Circadian rhythms allow animals to coordinate behavioral and physiological processes with respect to one another and to synchronize these processes to external environmental cycles. In most animals, circadian rhythms are produced by core clock neurons in the brain that generate and transmit time-of-day signals to downstream tissues, driving overt rhythms. The neuronal pathways controlling clock outputs, however, are not well understood. Furthermore, it is unclear how the central clock modulates multiple distinct circadian outputs. Identifying the cellular components and neuronal circuitry underlying circadian regulation is increasingly recognized as a critical step in the effort to address health pathologies linked to circadian disruption, including heart disease and metabolic disorders. Here, building on the conserved components of circadian and metabolic systems in mammals and Drosophila melanogaster, we used a recently developed feeding monitor to characterize the contribution to circadian feeding rhythms of two key neuronal populations in the Drosophila pars intercerebralis (PI), which is functionally homologous to the mammalian hypothalamus. We demonstrate that thermogenetic manipulations of PI neurons expressing the neuropeptide SIFamide (SIFa) as well as mutations of the SIFa gene degrade feeding:fasting rhythms. In contrast, manipulations of a nearby population of PI neurons that express the Drosophila insulin-like peptides (DILPs) affect total food consumption but leave feeding rhythms intact. The distinct contribution of these two PI cell populations to feeding is accompanied by vastly different neuronal connectivity as determined by trans-Tango synaptic mapping. These results for the first time identify a non-clock cell neuronal population in Drosophila that regulates feeding rhythms and furthermore demonstrate dissociable control of circadian and homeostatic aspects of feeding regulation by molecularly-defined neurons in a putative circadian output hub.

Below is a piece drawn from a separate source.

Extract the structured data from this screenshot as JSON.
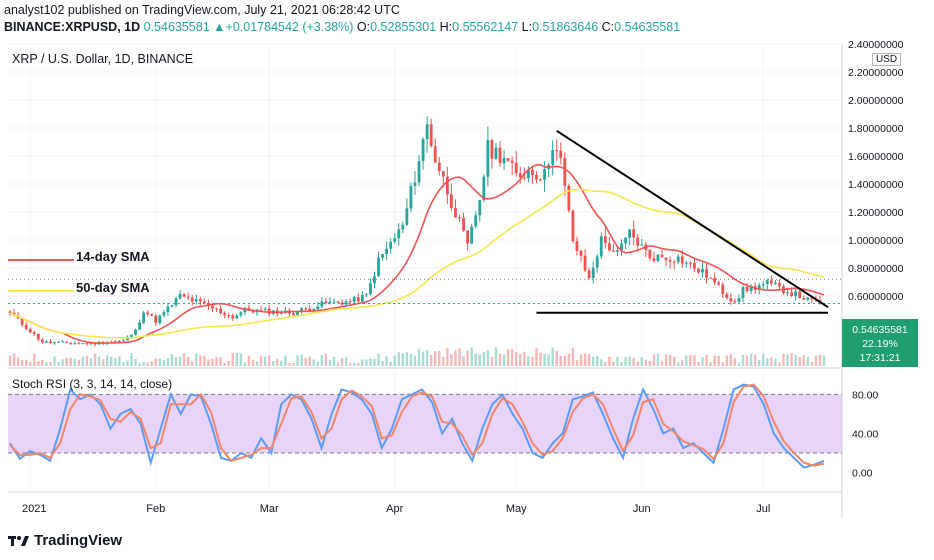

Author summary Circadian (~24-hr) rhythms allow organisms to organize behavioral and physiological processes with respect to one another and the external environment. Circadian information is generated by central clock neurons in the brain that keep time through the presence of molecular clocks. To modulate behavioral processes, circadian signals must be transmitted through output pathways to control relevant downstream neuronal populations. We have investigated control of feeding behavior by two molecularly-distinct populations of neurons in a putative circadian output center in the fruit fly, Drosophila melanogaster. We identify for the first time a population of neurons, marked by expression of the SIFa peptide, that act as part of the circadian output circuit controlling feeding:fasting rhythms, and furthermore show that SIFa expression within these cells is necessary for normal feeding rhythms. Interestingly, manipulation of a nearby population of neurons that express the Drosophila insulin-like peptides alters the amount of feeding independent of effects on feeding rhythms, indicating that circadian and homeostatic aspects of feeding behavior are regulated by independent neuronal subsets. These findings have important implications for our understanding of how the central clock coordinately modulates distinct behavioral outputs.